Mausoleum crypts are available for above ground burial either in climate controlled buildings or outside garden buildings. Early Church history tells us the first mausoleum was built in 353 BC for King Mausolus, from whose name the word “mausoleum” was derived. Additionally, scripture tells us in Luke 23:52-54, that Joseph of Arimathea “went to Pilate and asked for the body of Jesus. He then took it down, wrapped it in a shroud and put him in a tomb which was hewn in stone in which no one had yet been laid.”
Throughout the Church’s history, above ground, mausoleum-style entombment has been utilized. Early Christians were buried in the catacombs. In older churchyard cemeteries private mausoleums can be found, but because of their costs they were available only to the affluent.
Today, community mausoleum facilities make above ground burial surprisingly affordable. Mausoleum entombment is very comparable in cost to ground burial, and in many instances can be less.
The Court of the Apostles at Calvary, the St. Joseph Courtyard at historic St. Joseph/Holy Cross Cemeteries, and the Our Lady of Peace-Prince of Peace Mausoleum buildings are beautiful options for those who prefer above ground burial.

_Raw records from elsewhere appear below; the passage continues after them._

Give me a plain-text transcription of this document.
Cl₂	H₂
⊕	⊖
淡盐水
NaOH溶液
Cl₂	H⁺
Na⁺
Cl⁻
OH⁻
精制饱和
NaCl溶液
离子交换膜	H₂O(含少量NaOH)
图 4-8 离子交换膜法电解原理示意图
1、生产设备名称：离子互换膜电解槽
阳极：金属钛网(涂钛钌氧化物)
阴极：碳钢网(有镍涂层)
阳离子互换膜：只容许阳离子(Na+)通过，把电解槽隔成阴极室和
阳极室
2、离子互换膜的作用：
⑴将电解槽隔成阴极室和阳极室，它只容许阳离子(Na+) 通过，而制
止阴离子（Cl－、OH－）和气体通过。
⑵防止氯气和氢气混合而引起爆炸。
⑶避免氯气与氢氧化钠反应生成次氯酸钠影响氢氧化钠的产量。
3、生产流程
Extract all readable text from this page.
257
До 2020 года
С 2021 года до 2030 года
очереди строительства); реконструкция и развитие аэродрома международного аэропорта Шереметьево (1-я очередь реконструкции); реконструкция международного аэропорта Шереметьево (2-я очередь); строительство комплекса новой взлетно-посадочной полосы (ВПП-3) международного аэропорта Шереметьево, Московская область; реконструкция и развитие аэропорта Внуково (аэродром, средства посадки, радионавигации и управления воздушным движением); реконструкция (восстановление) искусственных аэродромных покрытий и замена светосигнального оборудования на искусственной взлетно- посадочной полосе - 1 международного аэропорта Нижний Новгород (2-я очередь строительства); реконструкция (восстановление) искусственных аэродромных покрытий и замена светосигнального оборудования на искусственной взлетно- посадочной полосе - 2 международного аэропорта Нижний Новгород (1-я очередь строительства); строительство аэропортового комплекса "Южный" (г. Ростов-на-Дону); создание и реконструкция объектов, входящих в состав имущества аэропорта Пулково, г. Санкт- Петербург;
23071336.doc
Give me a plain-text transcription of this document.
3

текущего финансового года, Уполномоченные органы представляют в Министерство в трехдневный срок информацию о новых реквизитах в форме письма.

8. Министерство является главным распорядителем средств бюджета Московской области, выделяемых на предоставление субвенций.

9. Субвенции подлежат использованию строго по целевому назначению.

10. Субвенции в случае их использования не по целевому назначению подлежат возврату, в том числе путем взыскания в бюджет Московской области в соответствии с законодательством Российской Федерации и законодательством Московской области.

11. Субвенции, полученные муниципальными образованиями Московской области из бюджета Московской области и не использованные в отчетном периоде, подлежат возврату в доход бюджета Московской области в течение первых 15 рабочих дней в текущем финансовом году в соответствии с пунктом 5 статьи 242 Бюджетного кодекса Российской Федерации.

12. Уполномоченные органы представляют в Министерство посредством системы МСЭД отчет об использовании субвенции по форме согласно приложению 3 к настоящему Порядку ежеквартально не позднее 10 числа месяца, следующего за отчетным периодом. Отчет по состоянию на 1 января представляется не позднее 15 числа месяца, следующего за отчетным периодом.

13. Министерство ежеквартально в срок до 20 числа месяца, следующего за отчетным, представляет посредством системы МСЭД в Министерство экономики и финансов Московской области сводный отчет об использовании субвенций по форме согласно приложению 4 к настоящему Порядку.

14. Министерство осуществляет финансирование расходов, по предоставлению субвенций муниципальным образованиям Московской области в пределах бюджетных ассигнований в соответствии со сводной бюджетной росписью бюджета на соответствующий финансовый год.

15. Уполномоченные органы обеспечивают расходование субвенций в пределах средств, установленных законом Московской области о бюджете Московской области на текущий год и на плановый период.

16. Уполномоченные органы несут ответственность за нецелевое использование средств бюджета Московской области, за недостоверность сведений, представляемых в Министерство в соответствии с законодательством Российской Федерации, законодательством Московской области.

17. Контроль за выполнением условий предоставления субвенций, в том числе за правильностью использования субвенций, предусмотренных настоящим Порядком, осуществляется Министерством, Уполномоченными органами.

Beautiful ground burial options are available at all cemeteries. The sacred gardens are a place of hope where Catholic symbols are displayed with dignity and reverence. These quiet places are the perfect setting for private meditation, prayer, or a peaceful walk. There are a variety of memorialization options available. From flat grave markers to upright monuments and statuary, families can design meaningful and lasting tributes to loved ones.
Private mausoleum estates serve as an exclusive and lasting tribute to your family for many generations. Constructed from beautiful solid granite a variety of distinctively designed personal mausoleums are available and can provide for entombment of one to sixteen family members.

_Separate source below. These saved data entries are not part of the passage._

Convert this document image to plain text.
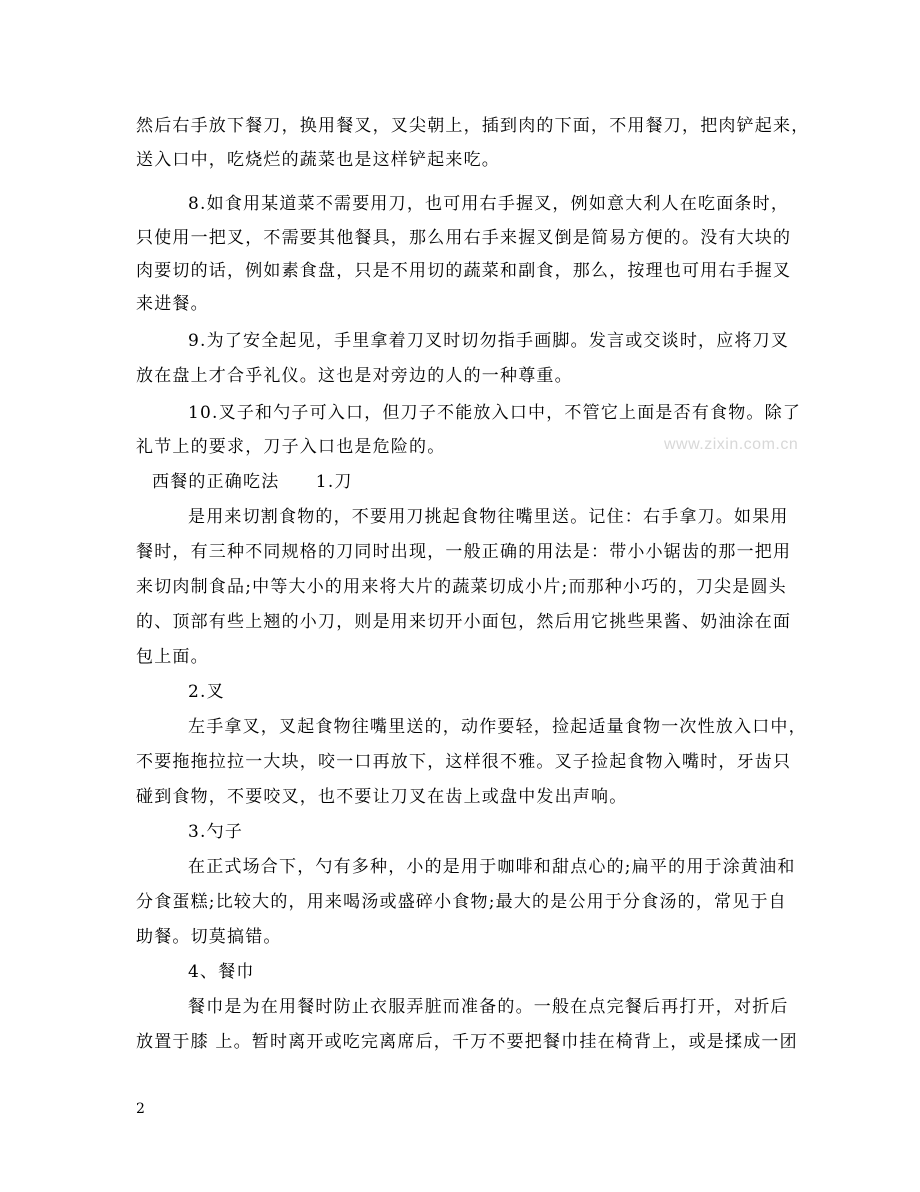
然后右手放下餐刀，换用餐叉，叉尖朝上，插到肉的下面，不用餐刀，把肉铲起来，
送入口中，吃烧烂的蔬菜也是这样铲起来吃。
8.如食用某道菜不需要用刀，也可用右手握叉，例如意大利人在吃面条时，
只使用一把叉，不需要其他餐具，那么用右手来握叉倒是简易方便的。没有大块的
肉要切的话，例如素食盘，只是不用切的蔬菜和副食，那么，按理也可用右手握叉
来进餐。
9.为了安全起见，手里拿着刀叉时切勿指手画脚。发言或交谈时，应将刀叉
放在盘上才合乎礼仪。这也是对旁边的人的一种尊重。
10.叉子和勺子可入口，但刀子不能放入口中，不管它上面是否有食物。除了
礼节上的要求，刀子入口也是危险的。
西餐的正确吃法　　1.刀
是用来切割食物的，不要用刀挑起食物往嘴里送。记住：右手拿刀。如果用
餐时，有三种不同规格的刀同时出现，一般正确的用法是：带小小锯齿的那一把用
来切肉制食品;中等大小的用来将大片的蔬菜切成小片;而那种小巧的，刀尖是圆头
的、顶部有些上翘的小刀，则是用来切开小面包，然后用它挑些果酱、奶油涂在面
包上面。
2.叉
左手拿叉，叉起食物往嘴里送的，动作要轻，捡起适量食物一次性放入口中，
不要拖拖拉拉一大块，咬一口再放下，这样很不雅。叉子捡起食物入嘴时，牙齿只
碰到食物，不要咬叉，也不要让刀叉在齿上或盘中发出声响。
3.勺子
在正式场合下，勺有多种，小的是用于咖啡和甜点心的;扁平的用于涂黄油和
分食蛋糕;比较大的，用来喝汤或盛碎小食物;最大的是公用于分食汤的，常见于自
助餐。切莫搞错。
4、餐巾
餐巾是为在用餐时防止衣服弄脏而准备的。一般在点完餐后再打开，对折后
放置于膝 上。暂时离开或吃完离席后，千万不要把餐巾挂在椅背上，或是揉成一团
www.zixin.com.cn
2
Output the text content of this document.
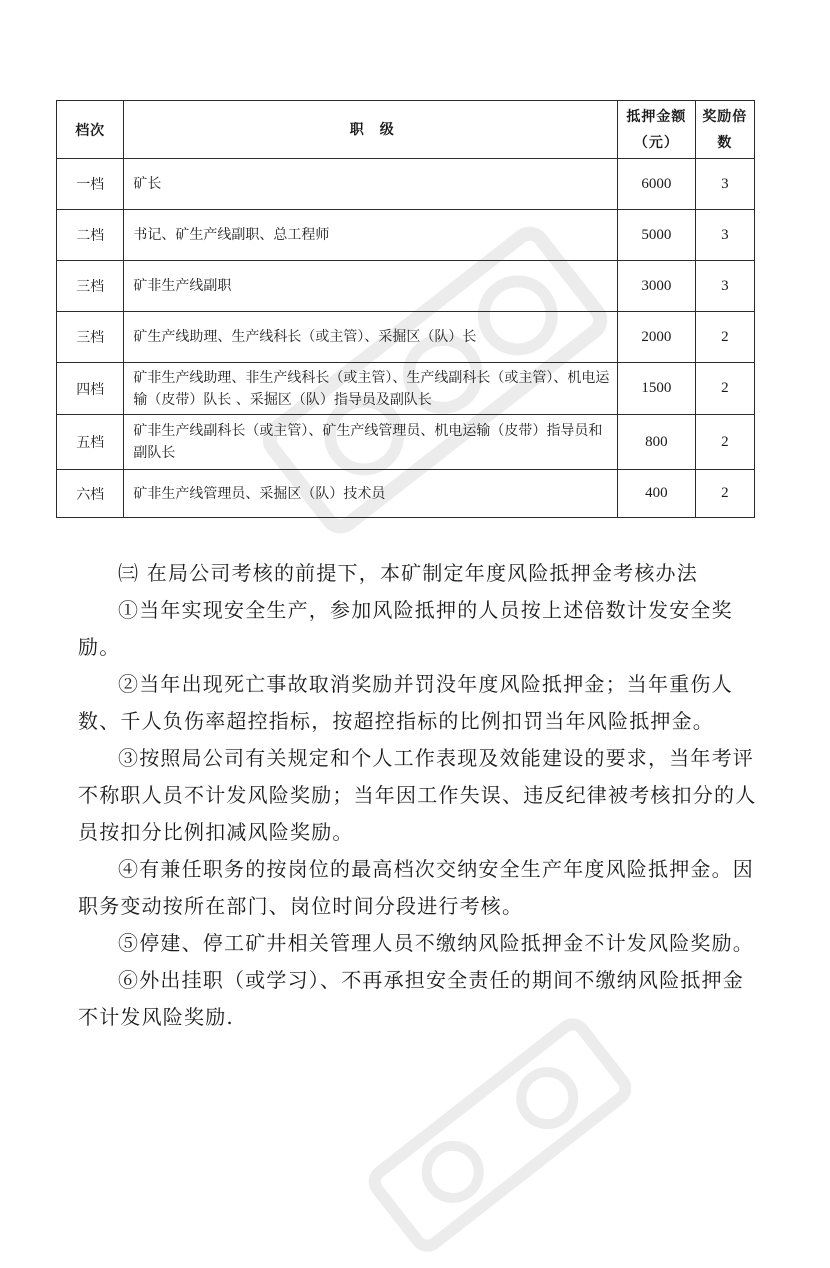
档次	职　级	抵押金额（元）	奖励倍数
一档	矿长	6000	3
二档	书记、矿生产线副职、总工程师	5000	3
三档	矿非生产线副职	3000	3
三档	矿生产线助理、生产线科长（或主管）、采掘区（队）长	2000	2
四档	矿非生产线助理、非生产线科长（或主管）、生产线副科长（或主管）、机电运输（皮带）队长 、采掘区（队）指导员及副队长	1500	2
五档	矿非生产线副科长（或主管）、矿生产线管理员、机电运输（皮带）指导员和副队长	800	2
六档	矿非生产线管理员、采掘区（队）技术员	400	2

㈢ 在局公司考核的前提下，本矿制定年度风险抵押金考核办法

①当年实现安全生产，参加风险抵押的人员按上述倍数计发安全奖励。

②当年出现死亡事故取消奖励并罚没年度风险抵押金；当年重伤人数、千人负伤率超控指标，按超控指标的比例扣罚当年风险抵押金。

③按照局公司有关规定和个人工作表现及效能建设的要求，当年考评不称职人员不计发风险奖励；当年因工作失误、违反纪律被考核扣分的人员按扣分比例扣减风险奖励。

④有兼任职务的按岗位的最高档次交纳安全生产年度风险抵押金。因职务变动按所在部门、岗位时间分段进行考核。

⑤停建、停工矿井相关管理人员不缴纳风险抵押金不计发风险奖励。

⑥外出挂职（或学习）、不再承担安全责任的期间不缴纳风险抵押金不计发风险奖励.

The family estates are unique and individualized tributes to you and your family. Estates can range from four spaces to hundreds – all in one beautiful location.

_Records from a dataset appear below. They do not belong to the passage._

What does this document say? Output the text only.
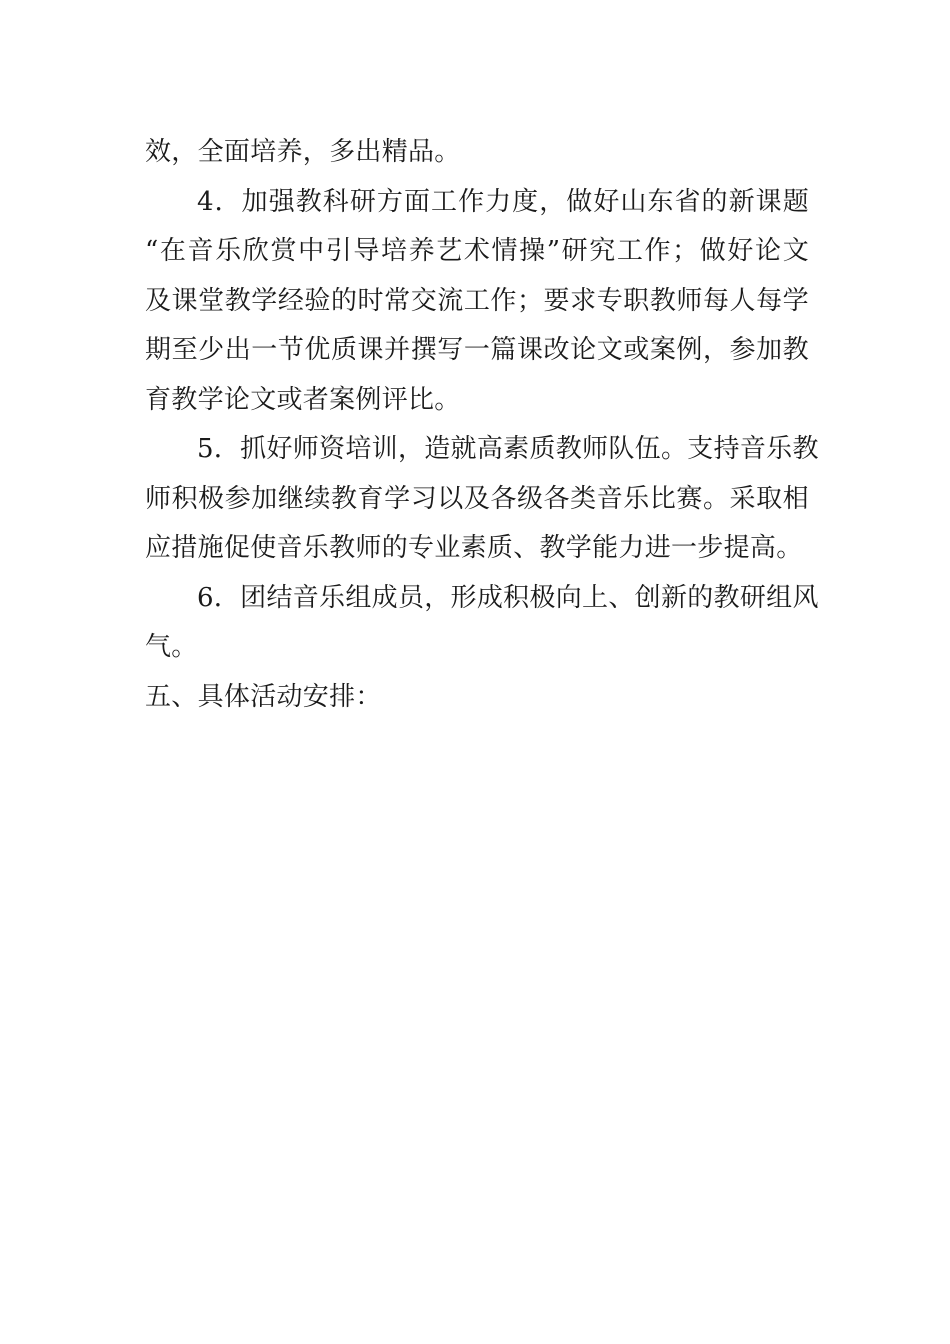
效，全面培养，多出精品。
4．加强教科研方面工作力度，做好山东省的新课题
“在音乐欣赏中引导培养艺术情操”研究工作；做好论文
及课堂教学经验的时常交流工作；要求专职教师每人每学
期至少出一节优质课并撰写一篇课改论文或案例，参加教
育教学论文或者案例评比。
5．抓好师资培训，造就高素质教师队伍。支持音乐教
师积极参加继续教育学习以及各级各类音乐比赛。采取相
应措施促使音乐教师的专业素质、教学能力进一步提高。
6．团结音乐组成员，形成积极向上、创新的教研组风
气。
五、具体活动安排：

Many of the practices popular today such as scattering of the ashes or the keeping of them in places other than a Catholic cemetery are NOT in keeping with the Church’s long tradition of respectful care and the proper burial of the bodily remains of our deceased. Cremated remains should be buried or entombed in Catholic cemeteries according to the directives prescribed in the Christian Burial Guidelines of the Archdiocese of Indianapolis. Our Catholic cemeteries have garden areas for the ground burial of cremated remains, and granite niches are available in mausoleum buildings.